The almost one-billion-euros consists of 644 million euros return of the European Central Bank profits from the Greek bonds, while the remaining amount is due to the suspension of the interest rate increase for the second loan agreement.
According to Centeno, the decision was reached based on the institutions’ positive evaluation of Greece’s agreed commitments – including the 2019 State Budget and the completion of “important structural reforms” that included the legislation on primary residence protection and household insolvency.
“This law will be temporary and be applied until the end of 2019,” Centeno said, referring to Greek Finance Minister Euclid Tsakalotos commitments on this score, adding that the European Commission will monitor the fiscal and financial impact of the measure.

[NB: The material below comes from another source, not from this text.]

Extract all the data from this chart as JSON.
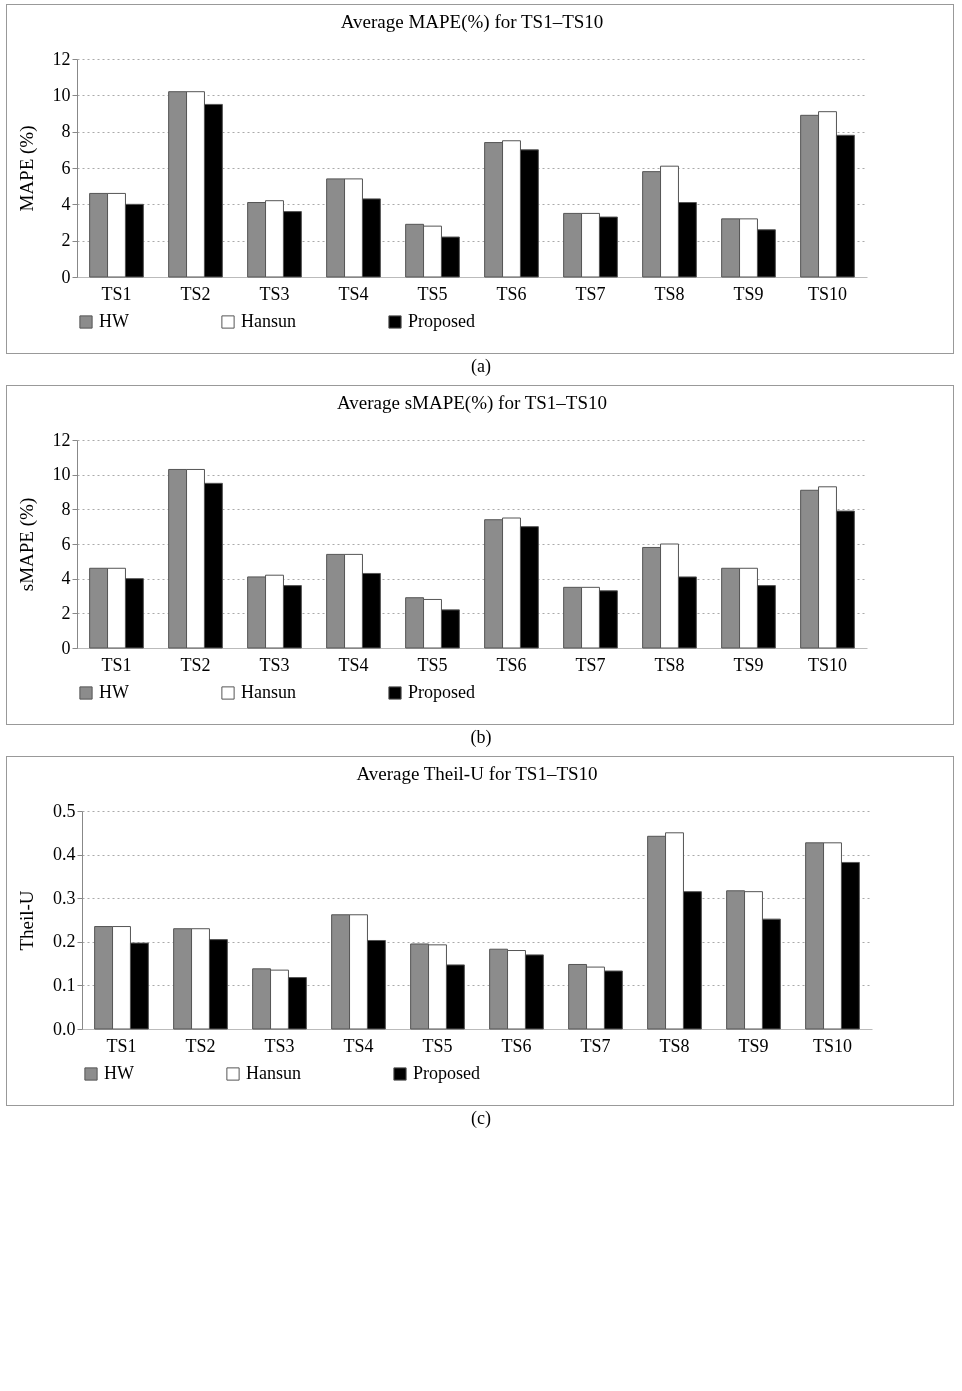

Centeno said that the approval of the disbursement is another “positive sign” for investors, especially as regards the “ownership” of the reforms, something that has already been reflected in the markets’ reaction.
#Eurogroup agreement on disbursement of almost €1bn to #Greece following positive report by @EU_Commission sends a strong signal that the country is respecting its reform commitments. Its European partners continue to support and stand by #Greece. pic.twitter.com/h7UVV4mPgD
— Pierre Moscovici (@pierremoscovici) April 5, 2019
European Stability Mechanism chief Klaus Regling said stressed that the 973 million euros is not a new loan but a “transfer” of capital, without any conditions linked only to Greece’s commitment to continue its reform efforts and to help it repay its loans.

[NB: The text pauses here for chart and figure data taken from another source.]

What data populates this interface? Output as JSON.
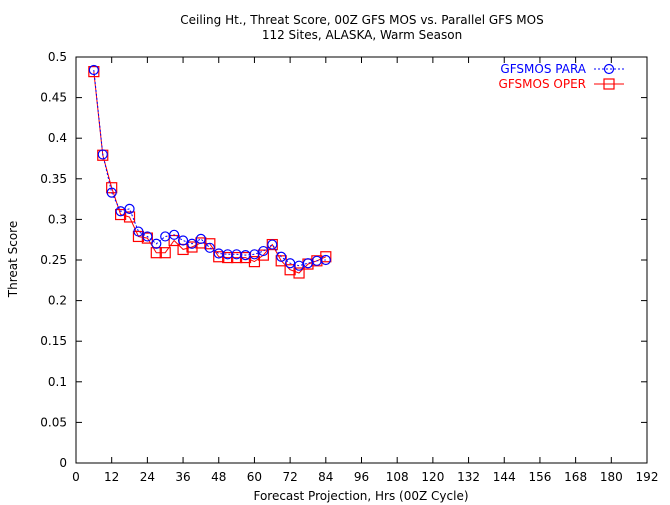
{
  "chart_data": {
    "type": "line",
    "title": "Ceiling Ht., Threat Score, 00Z GFS MOS vs. Parallel GFS MOS",
    "subtitle": "112 Sites, ALASKA, Warm Season",
    "xlabel": "Forecast Projection, Hrs (00Z Cycle)",
    "ylabel": "Threat Score",
    "xlim": [
      0,
      192
    ],
    "ylim": [
      0,
      0.5
    ],
    "xticks": [
      0,
      12,
      24,
      36,
      48,
      60,
      72,
      84,
      96,
      108,
      120,
      132,
      144,
      156,
      168,
      180,
      192
    ],
    "yticks": [
      0,
      0.05,
      0.1,
      0.15,
      0.2,
      0.25,
      0.3,
      0.35,
      0.4,
      0.45,
      0.5
    ],
    "grid": false,
    "legend_position": "top-right",
    "x": [
      6,
      9,
      12,
      15,
      18,
      21,
      24,
      27,
      30,
      33,
      36,
      39,
      42,
      45,
      48,
      51,
      54,
      57,
      60,
      63,
      66,
      69,
      72,
      75,
      78,
      81,
      84
    ],
    "series": [
      {
        "name": "GFSMOS PARA",
        "color": "#0000ff",
        "marker": "circle",
        "line": "dotted",
        "values": [
          0.484,
          0.38,
          0.333,
          0.31,
          0.313,
          0.285,
          0.279,
          0.27,
          0.279,
          0.281,
          0.274,
          0.27,
          0.276,
          0.265,
          0.258,
          0.257,
          0.257,
          0.256,
          0.257,
          0.261,
          0.269,
          0.254,
          0.246,
          0.243,
          0.246,
          0.249,
          0.25
        ]
      },
      {
        "name": "GFSMOS OPER",
        "color": "#ff0000",
        "marker": "square",
        "line": "solid",
        "values": [
          0.482,
          0.379,
          0.339,
          0.306,
          0.303,
          0.279,
          0.277,
          0.259,
          0.259,
          0.274,
          0.263,
          0.266,
          0.271,
          0.27,
          0.254,
          0.253,
          0.253,
          0.253,
          0.248,
          0.256,
          0.269,
          0.249,
          0.238,
          0.234,
          0.245,
          0.249,
          0.254
        ]
      }
    ]
  }
}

Regling said disbursement would be made once national approval procedures were completed and “no later than early May”.
Asked about Greece’s willingness to repay an early part of its loans from the IMF, he said that ESM would “support it”, while stressing that it should first be debated with creditors to ensure that all conditions are met.
He also noted that this would contribute to the sustainability of the Greek debt as for one third of the IMF loans (3.5 billion) Greece pays a “very expensive” 5%, “much higher” rate than its borrowing costs markets.